Yield chasing is back in vogue

(rest assured, I have never been paid to post anything on this site, and this will pleasantly continue)

ETF marketing is clever as always. Did you want a 13% yield? Introducing the Hamilton Canadian Financials Yield Maximizer ETF!

They politely inform you that they are “Canada’s Highest Yielding Financials ETF”, featuring a “13%+ target yield”.

Not just 13%, 13%+.

Who can resist?

They also inform you, in bold font, that “HMAX does not use leverage.”

Is this a dream come true?

Digging into the much dryer prospectus, we get the following:

HMAX will seek to achieve its investment objective by investing in the top ten Canadian financial services stocks by market capitalization (each, a “Financial Services Company”, and collectively, the “Financial Services Companies”).

To mitigate downside risk and generate income, the Portfolio Adviser, in conjunction with the Sub-Advisor, actively manages a covered call strategy that will generally write at or slightly out of the money call options, at its discretion, on up to 100% of the value of HMAX’s portfolio. Notwithstanding the foregoing, HMAX may write covered call options on a lesser percentage of the portfolio, from time to time, at the discretion of the Portfolio Adviser. The Manager has retained Horizons to act as sub-advisor to HMAX solely in respect of the writing of such covered-call options on its portfolio securities. HMAX’s strategy seeks to generate attractive option premiums to provide increased cashflow available for distribution and reinvestment, downside protection, and lower overall volatility of returns.

Here lies in the secret sauce.
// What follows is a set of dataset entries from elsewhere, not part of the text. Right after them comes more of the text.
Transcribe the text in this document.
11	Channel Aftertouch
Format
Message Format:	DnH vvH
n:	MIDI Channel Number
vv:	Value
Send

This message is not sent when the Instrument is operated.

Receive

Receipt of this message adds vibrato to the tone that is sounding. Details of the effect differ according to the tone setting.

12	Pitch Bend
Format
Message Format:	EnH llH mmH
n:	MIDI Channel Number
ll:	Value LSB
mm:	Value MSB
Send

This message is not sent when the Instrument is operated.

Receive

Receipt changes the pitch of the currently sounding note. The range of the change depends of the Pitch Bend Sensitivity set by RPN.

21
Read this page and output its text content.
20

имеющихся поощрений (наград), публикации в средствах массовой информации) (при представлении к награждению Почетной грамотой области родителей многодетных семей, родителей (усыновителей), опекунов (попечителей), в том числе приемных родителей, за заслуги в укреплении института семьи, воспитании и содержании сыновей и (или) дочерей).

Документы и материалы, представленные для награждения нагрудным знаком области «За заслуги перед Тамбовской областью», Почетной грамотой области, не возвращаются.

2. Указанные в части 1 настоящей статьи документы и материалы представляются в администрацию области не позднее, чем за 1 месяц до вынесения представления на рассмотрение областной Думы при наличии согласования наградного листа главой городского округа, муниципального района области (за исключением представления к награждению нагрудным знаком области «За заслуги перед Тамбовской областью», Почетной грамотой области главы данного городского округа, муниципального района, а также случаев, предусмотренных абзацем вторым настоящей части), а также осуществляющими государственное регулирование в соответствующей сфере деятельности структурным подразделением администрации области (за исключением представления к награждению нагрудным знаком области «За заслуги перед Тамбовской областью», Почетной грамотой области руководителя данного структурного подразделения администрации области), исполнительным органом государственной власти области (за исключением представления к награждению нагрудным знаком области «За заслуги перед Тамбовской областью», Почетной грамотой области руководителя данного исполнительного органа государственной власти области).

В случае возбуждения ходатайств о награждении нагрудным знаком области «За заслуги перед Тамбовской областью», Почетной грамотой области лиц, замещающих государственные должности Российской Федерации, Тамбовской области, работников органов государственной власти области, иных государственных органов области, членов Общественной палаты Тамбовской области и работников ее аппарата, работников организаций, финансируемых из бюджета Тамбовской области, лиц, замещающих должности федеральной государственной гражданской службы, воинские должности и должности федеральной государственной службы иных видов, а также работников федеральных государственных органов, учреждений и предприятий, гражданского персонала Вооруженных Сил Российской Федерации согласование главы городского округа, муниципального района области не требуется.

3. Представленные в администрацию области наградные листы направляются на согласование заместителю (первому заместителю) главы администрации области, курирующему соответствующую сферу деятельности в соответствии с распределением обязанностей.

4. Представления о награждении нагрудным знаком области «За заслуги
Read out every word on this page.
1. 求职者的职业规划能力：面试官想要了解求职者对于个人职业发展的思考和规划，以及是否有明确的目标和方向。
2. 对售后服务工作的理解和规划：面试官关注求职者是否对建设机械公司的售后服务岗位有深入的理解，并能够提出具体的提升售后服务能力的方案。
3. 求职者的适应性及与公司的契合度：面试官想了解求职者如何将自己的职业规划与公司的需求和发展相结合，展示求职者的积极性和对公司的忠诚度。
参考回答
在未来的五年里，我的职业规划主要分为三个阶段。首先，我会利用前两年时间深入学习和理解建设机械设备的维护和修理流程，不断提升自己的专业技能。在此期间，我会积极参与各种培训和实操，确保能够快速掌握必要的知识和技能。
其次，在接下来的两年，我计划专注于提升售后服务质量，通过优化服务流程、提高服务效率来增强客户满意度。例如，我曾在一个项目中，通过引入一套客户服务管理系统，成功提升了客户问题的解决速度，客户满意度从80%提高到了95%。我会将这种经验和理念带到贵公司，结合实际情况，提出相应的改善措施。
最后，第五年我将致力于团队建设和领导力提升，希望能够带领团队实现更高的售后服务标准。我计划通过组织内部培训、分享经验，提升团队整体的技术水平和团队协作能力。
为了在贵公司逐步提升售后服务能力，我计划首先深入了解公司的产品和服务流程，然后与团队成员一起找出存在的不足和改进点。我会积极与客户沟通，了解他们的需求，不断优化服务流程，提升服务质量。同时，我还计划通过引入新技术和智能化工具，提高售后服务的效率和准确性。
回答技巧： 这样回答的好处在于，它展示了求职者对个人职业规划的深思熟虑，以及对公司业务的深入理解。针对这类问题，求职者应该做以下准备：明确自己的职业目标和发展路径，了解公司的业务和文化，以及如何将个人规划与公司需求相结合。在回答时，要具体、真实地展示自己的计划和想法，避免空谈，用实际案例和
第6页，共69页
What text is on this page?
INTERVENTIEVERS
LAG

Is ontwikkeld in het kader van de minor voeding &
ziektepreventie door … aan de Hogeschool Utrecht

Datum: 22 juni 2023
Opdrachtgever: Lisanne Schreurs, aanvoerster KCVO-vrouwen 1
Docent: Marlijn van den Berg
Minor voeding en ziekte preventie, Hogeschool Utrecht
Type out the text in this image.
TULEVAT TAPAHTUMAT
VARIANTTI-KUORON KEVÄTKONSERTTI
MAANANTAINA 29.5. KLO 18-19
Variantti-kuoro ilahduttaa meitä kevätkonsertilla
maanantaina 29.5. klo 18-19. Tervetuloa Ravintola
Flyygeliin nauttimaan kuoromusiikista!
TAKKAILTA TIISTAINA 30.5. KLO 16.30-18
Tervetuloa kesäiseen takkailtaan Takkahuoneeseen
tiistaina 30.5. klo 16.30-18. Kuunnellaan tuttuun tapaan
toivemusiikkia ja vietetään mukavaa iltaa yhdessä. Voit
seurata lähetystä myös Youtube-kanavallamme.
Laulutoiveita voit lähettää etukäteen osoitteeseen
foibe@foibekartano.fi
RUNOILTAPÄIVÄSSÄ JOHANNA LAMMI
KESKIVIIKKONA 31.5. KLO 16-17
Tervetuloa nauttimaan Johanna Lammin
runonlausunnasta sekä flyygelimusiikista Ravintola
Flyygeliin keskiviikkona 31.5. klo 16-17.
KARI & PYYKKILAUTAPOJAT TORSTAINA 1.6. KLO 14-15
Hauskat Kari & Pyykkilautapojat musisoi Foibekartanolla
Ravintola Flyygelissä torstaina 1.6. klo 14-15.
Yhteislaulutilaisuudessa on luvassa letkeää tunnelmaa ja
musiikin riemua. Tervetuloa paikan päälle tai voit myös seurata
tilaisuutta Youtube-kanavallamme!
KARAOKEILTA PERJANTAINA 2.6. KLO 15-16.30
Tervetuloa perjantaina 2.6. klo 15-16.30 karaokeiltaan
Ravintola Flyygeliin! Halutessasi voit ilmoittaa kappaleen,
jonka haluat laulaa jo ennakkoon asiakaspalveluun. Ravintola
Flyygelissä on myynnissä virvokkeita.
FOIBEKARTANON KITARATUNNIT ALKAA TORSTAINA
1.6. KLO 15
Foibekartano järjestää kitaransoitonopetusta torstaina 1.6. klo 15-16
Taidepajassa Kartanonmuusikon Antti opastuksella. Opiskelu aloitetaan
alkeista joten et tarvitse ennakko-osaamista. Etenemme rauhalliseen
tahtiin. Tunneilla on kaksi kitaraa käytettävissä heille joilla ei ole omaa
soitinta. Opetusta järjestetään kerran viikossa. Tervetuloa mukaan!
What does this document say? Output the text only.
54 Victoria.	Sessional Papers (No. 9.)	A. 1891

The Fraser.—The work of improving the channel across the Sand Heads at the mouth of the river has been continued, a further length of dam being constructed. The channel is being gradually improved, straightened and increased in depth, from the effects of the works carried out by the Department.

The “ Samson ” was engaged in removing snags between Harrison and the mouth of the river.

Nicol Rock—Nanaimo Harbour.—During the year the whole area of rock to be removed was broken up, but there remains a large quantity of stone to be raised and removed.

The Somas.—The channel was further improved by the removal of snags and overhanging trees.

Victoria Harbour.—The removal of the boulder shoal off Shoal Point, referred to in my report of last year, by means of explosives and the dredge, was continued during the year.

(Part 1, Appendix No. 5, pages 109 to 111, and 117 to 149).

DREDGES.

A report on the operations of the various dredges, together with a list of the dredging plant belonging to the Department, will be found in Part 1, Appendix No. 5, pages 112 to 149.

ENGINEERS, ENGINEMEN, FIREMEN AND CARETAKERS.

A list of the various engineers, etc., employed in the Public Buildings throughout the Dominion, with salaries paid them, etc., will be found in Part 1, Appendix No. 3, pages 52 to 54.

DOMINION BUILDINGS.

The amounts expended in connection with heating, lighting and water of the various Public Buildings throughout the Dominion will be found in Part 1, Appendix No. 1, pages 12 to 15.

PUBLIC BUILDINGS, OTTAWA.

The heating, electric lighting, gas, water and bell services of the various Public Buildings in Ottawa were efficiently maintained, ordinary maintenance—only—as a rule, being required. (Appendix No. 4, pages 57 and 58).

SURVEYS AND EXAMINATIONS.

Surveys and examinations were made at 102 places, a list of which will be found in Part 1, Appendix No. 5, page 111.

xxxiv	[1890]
They invest in highly capitalized Canadian financials, and then try to make up the differential with selling call options. You can actually replicate this fund at home if you wanted to.

Here’s the problem. Essentially the fund is taking the worst of both worlds of split share funds and covered call ETFs.

The call options simply aren’t going to make that much money, especially if the fund starts to scale up in size.

The top holdings of the fund is the Royal Bank, at 23%. The “big five” Canadian banks consist of 71.4% of the fund. If your throw in National, it’s over 3/4 of the fund. Let’s concentrate on Royal.

Royal Bank has a 3.9% dividend. So you need to make up 9.1% over the course of a year to get your quota.

The front-month for Royal Bank options is trading at a Black-Scholes implied volatility of 11%:

So your strategy is to buy stock and sell the next nearest strike at the money, which in the case of RY would be a 1% premium over 23 days (16% annualized!). If you take the next month, you get a 2% premium over 51 days (14% annualized!).

The math goes like this – you repeat this every month and you suddenly earn 3.9% in dividends and an additional 12% yield, you can “easily” get to your 13% quota. Free money!

Forget about capital upside with this strategy – it is a guaranteed “ratchet” that can only click down in price.

Let’s tear this apart a bit.

The above chart is the 30-day historical volatility of RY and the implied volatility. The IV index in this chart is normalized to fixed tenors (30, 60, 90, 120, 150, 180 days) using a linear interpolation by the squared root of time, and does not represent the “spot month”‘s implied volatility, which is why the IV index is higher than the front month at the moment.

The point I am trying to make here is that covered calls are being sold cheaper than the likely actual forward volatility of the stock.

Most, if not all, of these covered call strategy funds are, at their core, leaking value through selling call options below intrinsic value because the covered calls are being sold blind to their value. The same style of arguments have been levied against index funds in general in regards to the price insensitivity to the equities in their respect indices. I am sure the initial covered call fund realized a reasonable semblance value, but when you have hundreds of millions or billions of dollars of assets under management employing a strategy into a less than robust Canadian options market that is not going to fundamentally support the liquidity, the response is that the option market makers are going to price the options cheaply.

This is not limited to Hamilton Funds, there is plenty of this going on in the overall marketplace. Volatility can be ‘harvested’ by selling theta on a variety of securities out there. It appears like “free money”, until the market rips up.

Essentially is the other side of the market will be able to “rent” the stocks for relatively cheap rates.

What I project happening is that this fund will discover that making its 13% quota through covered calls will become progressively more difficult to achieve and inevitably distributions will come from return of capital to make up the difference. While the fund will be able to distribute its mandated $0.185 monthly distribution, it will come at the cost of its capital value. It will take a few years for this effect to be apparent.

The easiest way to measure this effect over time is to make a comparable index basket with just strictly the equity (with dividends reinvested) and no derivative trading on the portfolio, and compare the performance between this index and HMAX.

Notwithstanding the 0.65% MER, I predict that the index of straight equity ownership would outperform. This is the inevitable result of employing price insensitive derivative strategies.

However, I have to commend Hamilton for their marketing. I am sure there will be another fund along the way that will promise 15% returns, and 20% returns, and 25% returns until it all busts. This is kind of reminding me of the chase for yield that occurred in the mid 2000’s when you had a huge proliferation of Canadian income trusts going public, which many of them were simply return of capital vehicles.